ABOUT THE CONTRIBUTORS
Monica Bhide’s work has appeared in Food & Wine, the New York Times, Parents, Bon Appetit, Saveur, and many other publications. Her food essays have been included in the Best Food Writing anthologies (2005, 2009, and 2010). She has published three cookbooks, the latest being Modern Spice: Inspired Indian Flavors for the Contemporary Kitchen. In 2012, the Chicago Tribune picked her as one of seven noteworthy food writers to watch.
Colin Cheong was born in Singapore in 1965 and graduated from the National University of Singapore in 1988. His debut novel, The Stolen Child, was awarded the Highly Commended Fiction in English Award by the National Book Development Council of Singapore in 1990. His novella Tangerine was awarded the Singapore Literature Prize in 1996, and he also won the Merit Award in that competition for his novella The Man in the Cupboard in 1998.
Damon Chua is a playwright, poet, and film producer. His plays are published by Samuel French and Smith & Kraus, and his poetry by Ethos Books.
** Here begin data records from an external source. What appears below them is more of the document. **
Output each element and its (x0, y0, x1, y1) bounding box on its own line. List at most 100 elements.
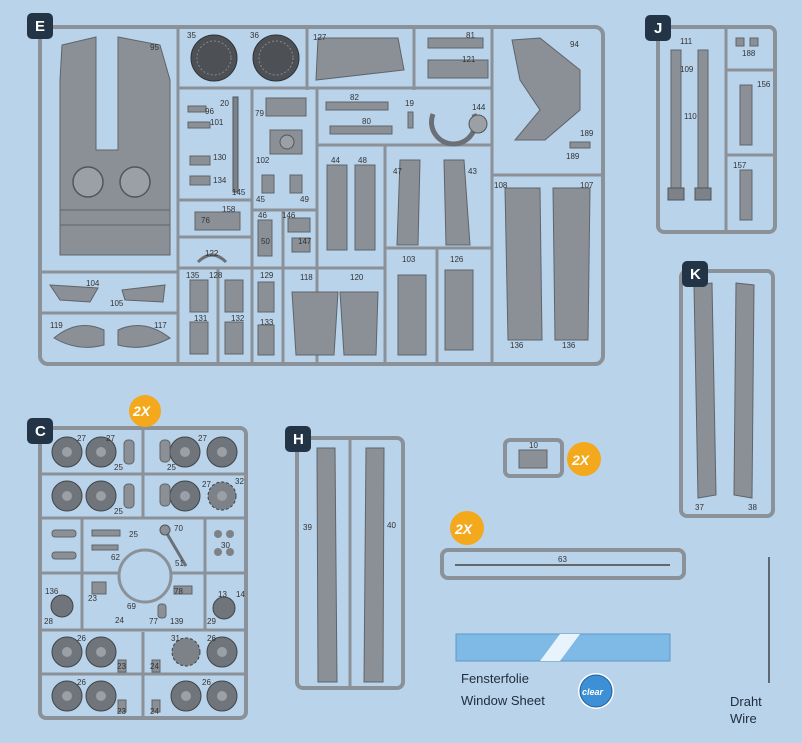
svg-text:19: 19 (405, 99, 414, 108)
svg-text:24: 24 (150, 662, 159, 671)
svg-text:27: 27 (202, 480, 211, 489)
svg-text:36: 36 (250, 31, 259, 40)
svg-text:40: 40 (387, 521, 396, 530)
svg-text:2X: 2X (132, 403, 152, 419)
svg-text:77: 77 (149, 617, 158, 626)
svg-text:117: 117 (154, 321, 167, 330)
svg-text:69: 69 (127, 602, 136, 611)
road-wheels (50, 436, 238, 712)
svg-text:Draht: Draht (730, 694, 762, 709)
svg-text:146: 146 (282, 211, 296, 220)
svg-text:110: 110 (684, 112, 697, 121)
svg-text:136: 136 (45, 587, 59, 596)
svg-text:23: 23 (117, 707, 126, 716)
svg-text:157: 157 (733, 161, 747, 170)
svg-text:130: 130 (213, 153, 227, 162)
svg-text:121: 121 (462, 55, 476, 64)
svg-text:79: 79 (255, 109, 264, 118)
svg-text:94: 94 (570, 40, 579, 49)
svg-text:35: 35 (187, 31, 196, 40)
window-sheet: Fensterfolie Window Sheet clear (455, 633, 671, 709)
svg-text:131: 131 (194, 314, 208, 323)
svg-text:62: 62 (111, 553, 120, 562)
svg-text:103: 103 (402, 255, 416, 264)
wire: Draht Wire (730, 557, 770, 726)
badge-h: H (285, 426, 311, 452)
svg-text:147: 147 (298, 237, 312, 246)
svg-text:136: 136 (510, 341, 524, 350)
svg-text:105: 105 (110, 299, 124, 308)
svg-text:188: 188 (742, 49, 756, 58)
svg-text:30: 30 (221, 541, 230, 550)
svg-text:122: 122 (205, 249, 219, 258)
svg-text:95: 95 (150, 43, 159, 52)
sprue-e-labels: 95 35 36 127 81 121 94 20 96 101 130 134… (50, 31, 594, 350)
svg-text:Window Sheet: Window Sheet (461, 693, 545, 708)
svg-text:28: 28 (44, 617, 53, 626)
svg-text:E: E (35, 18, 45, 35)
svg-text:39: 39 (303, 523, 312, 532)
svg-text:26: 26 (77, 634, 86, 643)
svg-text:128: 128 (209, 271, 223, 280)
svg-text:25: 25 (114, 463, 123, 472)
svg-text:109: 109 (680, 65, 694, 74)
part-63-sprue: 63 2X (440, 511, 686, 580)
svg-text:2X: 2X (454, 521, 474, 537)
sprue-h: 39 40 H (285, 426, 405, 690)
svg-text:46: 46 (258, 211, 267, 220)
svg-text:111: 111 (680, 37, 693, 46)
svg-text:96: 96 (205, 107, 214, 116)
svg-text:26: 26 (77, 678, 86, 687)
svg-text:133: 133 (260, 318, 274, 327)
svg-text:26: 26 (202, 678, 211, 687)
svg-text:158: 158 (222, 205, 236, 214)
sprue-k: 37 38 K (679, 261, 775, 518)
svg-text:37: 37 (695, 503, 704, 512)
svg-text:120: 120 (350, 273, 364, 282)
svg-text:31: 31 (171, 634, 180, 643)
badge-j: J (645, 15, 671, 41)
svg-text:49: 49 (300, 195, 309, 204)
svg-text:139: 139 (170, 617, 184, 626)
sprue-c-labels: 27 27 25 25 27 27 32 25 25 70 62 51 30 1… (44, 434, 245, 716)
svg-text:43: 43 (468, 167, 477, 176)
svg-text:26: 26 (207, 634, 216, 643)
svg-text:23: 23 (117, 662, 126, 671)
svg-text:2X: 2X (571, 452, 591, 468)
svg-text:132: 132 (231, 314, 245, 323)
svg-text:136: 136 (562, 341, 576, 350)
svg-text:48: 48 (358, 156, 367, 165)
svg-text:32: 32 (235, 477, 244, 486)
svg-text:J: J (654, 20, 662, 37)
svg-text:13: 13 (218, 590, 227, 599)
badge-c: C (27, 418, 53, 444)
svg-text:129: 129 (260, 271, 274, 280)
sprue-j: 111 109 110 188 156 157 J (645, 15, 777, 234)
part-10-sprue: 10 2X (503, 438, 601, 478)
multiplier-c: 2X (129, 395, 161, 427)
svg-text:78: 78 (174, 587, 183, 596)
svg-text:23: 23 (88, 594, 97, 603)
svg-text:126: 126 (450, 255, 464, 264)
svg-text:189: 189 (566, 152, 580, 161)
svg-text:119: 119 (50, 321, 63, 330)
svg-text:Fensterfolie: Fensterfolie (461, 671, 529, 686)
svg-text:45: 45 (256, 195, 265, 204)
svg-text:14: 14 (236, 590, 245, 599)
svg-text:145: 145 (232, 188, 246, 197)
svg-text:81: 81 (466, 31, 475, 40)
svg-text:24: 24 (150, 707, 159, 716)
svg-text:51: 51 (175, 559, 184, 568)
svg-text:80: 80 (362, 117, 371, 126)
svg-text:189: 189 (580, 129, 594, 138)
svg-text:29: 29 (207, 617, 216, 626)
svg-text:10: 10 (529, 441, 538, 450)
badge-e: E (27, 13, 53, 39)
svg-text:47: 47 (393, 167, 402, 176)
badge-k: K (682, 261, 708, 287)
sprue-c: 27 27 25 25 27 27 32 25 25 70 62 51 30 1… (27, 395, 248, 720)
svg-text:24: 24 (115, 616, 124, 625)
svg-text:44: 44 (331, 156, 340, 165)
svg-text:27: 27 (77, 434, 86, 443)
A recipient of grants from UNESCO, Durfee Foundation, and the Singapore Film Commission, Chua is a lover of film noir and is delighted to be a part of this collection. His grandfather once ope
rated a pig farm in Mandai village, a stone’s throw from Woodlands.
Dave Chua’s first novel, Gone Case, received a Singapore Literature Prize Commendation Award in 1996. Gone Case: A Graphic Novel, Book 1 and Book 2—with the artist Koh Hong Teng—were recently published. Chua’s latest book, The Beating and Other Stories, was longlisted for the 2012 Frank O’Connor International Short Story Award.
Colin Goh writes and illustrates Dim Sum Warriors, the multiplatform children’s graphic novel series that Fast Company named one of the Top 10 Coolest Original Digital Comics of 2012. He also wrote and directed Singapore Dreaming, a feature film that won the Montblanc Screenwriters Award at the San Sebastian International Film Festival, and Best Asian Film at the Tokyo International Film Festival.
Philip Jeyaretnam is a novelist and short story writer, whose first book, First Loves, topped Singapore’s Sunday Times best-seller list for eighteen months. His novel Abraham’s Promise was described by the New York Times as a “novel of regret for actions not taken and words unspoken, eloquent in the spareness of its prose and the gradual unveiling of the narrator’s self-deception.” Jeyaretnam has chaired the Singapore Writers’ Festival since 2007.
Johann S. Lee is the London-based author of a triptych of novels (Peculiar Chris, To Know Where I’m Coming From, Quiet Time) depicting the experiences of gay men in Singapore, where homosexual acts remain criminal under the country’s penal code. “Current Escape” is his second short story.
Suchen Christine Lim’s latest novel is The River’s Song. The winner of the Southeast Asia Write Award 2012, her other novels include Rice Bowl, A Bit of Earth, and Fistful of Colours, which won the inaugural Singapore Literature Prize. Other published works are The Lies That Build a Marriage, Hua Song: Stories of the Chinese Diaspora, and fourteen children’s books. Awarded a Fulbright fellowship, she was an international writing fellow and writer in residence at the University of Iowa.
Lawrence Osborne is the author most recently of The Wet and the Dry and the novel The Forgiven, both published by Hogarth in New York. His short story “Volcano” was selected for Best American Short Stories 2012. Born in England, he lives in Bangkok.